La pièce imagine une rencontre entre Maier et un hacker/toxicomane fictif connu seulement sous le nom de H, et le débat tourne autour du droit d'auteur et de l'identité. H vole l'identité des gens électroniquement, et, sous l'effet de la drogue, elle rencontre le travail de Maier lors d'une exposition à Chicago, et Vivian prend vie tandis qu'elles discutent de son travail et des données, de la propriété et des biens. La pièce est entièrement immersive, le public reste debout pendant l'heure que dure la représentation, et vous pouvez télécharger l'application Silence pour prendre des photos du spectacle.

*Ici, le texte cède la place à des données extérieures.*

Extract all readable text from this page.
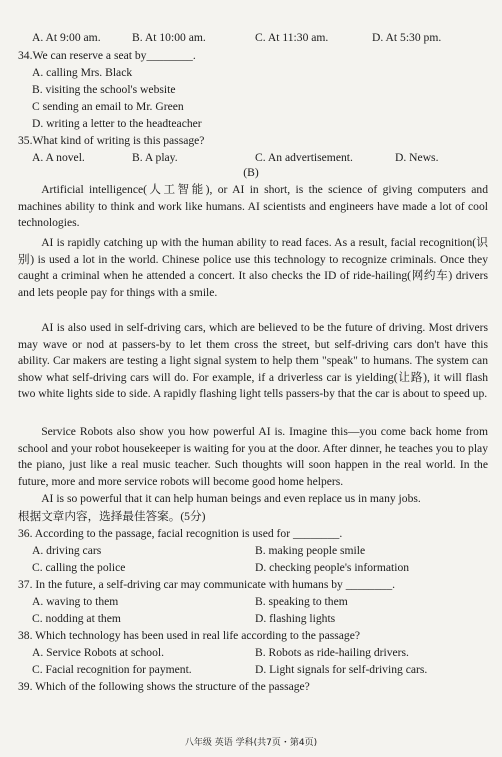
A. At 9:00 am.	B. At 10:00 am.	C. At 11:30 am.	D. At 5:30 pm.
34.We can reserve a seat by________.
A. calling Mrs. Black
B. visiting the school's website
C sending an email to Mr. Green
D. writing a letter to the headteacher
35.What kind of writing is this passage?
A. A novel.	B. A play.	C. An advertisement.	D. News.
(B)
Artificial intelligence(人工智能), or AI in short, is the science of giving computers and machines ability to think and work like humans. AI scientists and engineers have made a lot of cool technologies.
AI is rapidly catching up with the human ability to read faces. As a result, facial recognition(识别) is used a lot in the world. Chinese police use this technology to recognize criminals. Once they caught a criminal when he attended a concert. It also checks the ID of ride-hailing(网约车) drivers and lets people pay for things with a smile.
AI is also used in self-driving cars, which are believed to be the future of driving. Most drivers may wave or nod at passers-by to let them cross the street, but self-driving cars don't have this ability. Car makers are testing a light signal system to help them "speak" to humans. The system can show what self-driving cars will do. For example, if a driverless car is yielding(让路), it will flash two white lights side to side. A rapidly flashing light tells passers-by that the car is about to speed up.
Service Robots also show you how powerful AI is. Imagine this—you come back home from school and your robot housekeeper is waiting for you at the door. After dinner, he teaches you to play the piano, just like a real music teacher. Such thoughts will soon happen in the real world. In the future, more and more service robots will become good home helpers.
AI is so powerful that it can help human beings and even replace us in many jobs.
根据文章内容，选择最佳答案。(5分)
36. According to the passage, facial recognition is used for ________.
A. driving cars	B. making people smile
C. calling the police	D. checking people's information
37. In the future, a self-driving car may communicate with humans by ________.
A. waving to them	B. speaking to them
C. nodding at them	D. flashing lights
38. Which technology has been used in real life according to the passage?
A. Service Robots at school.	B. Robots as ride-hailing drivers.
C. Facial recognition for payment.	D. Light signals for self-driving cars.
39. Which of the following shows the structure of the passage?
八年级 英语 学科(共7页・第4页)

Le choc des cultures passées et actuelles crée une alliance peu confortable. Bien que Beth Fitzgerald soit très bonne dans le rôle de Maier, on sait peu de choses sur sa vie, donc reconstituer des événements réels est délicat. Mais elle est de loin le personnage le plus intéressant, et j'aurais aimé en savoir plus, même si tout n'était pas vrai, je voulais que la pièce explore ses raisons de cacher son art plus en profondeur. En tant que H, Molly Taylor est convaincante en tant que personnage plutôt détestable ; j'ai ressenti peu d'empathie pour elle, malgré les thèmes du spectacle sur la solitude et la déconnexion qui sont assez pertinents. L'auteur, Paul Hodson, semble peu disposé à s'engager pleinement avec l'un ou l'autre des personnages, les rendant tous deux un peu bidimensionnels et esquissés.
Le principal problème que rencontre la production est l'œuvre elle-même. Chaque photographie de Maier projetée sur les écrans raconte mille histoires, et c’est là que réside la pièce. Rien sur scène ne correspond aux instantanés de la vraie vie qui ont été capturés, et la pièce ne contient rien du contexte émotionnel que les photographies transmettent.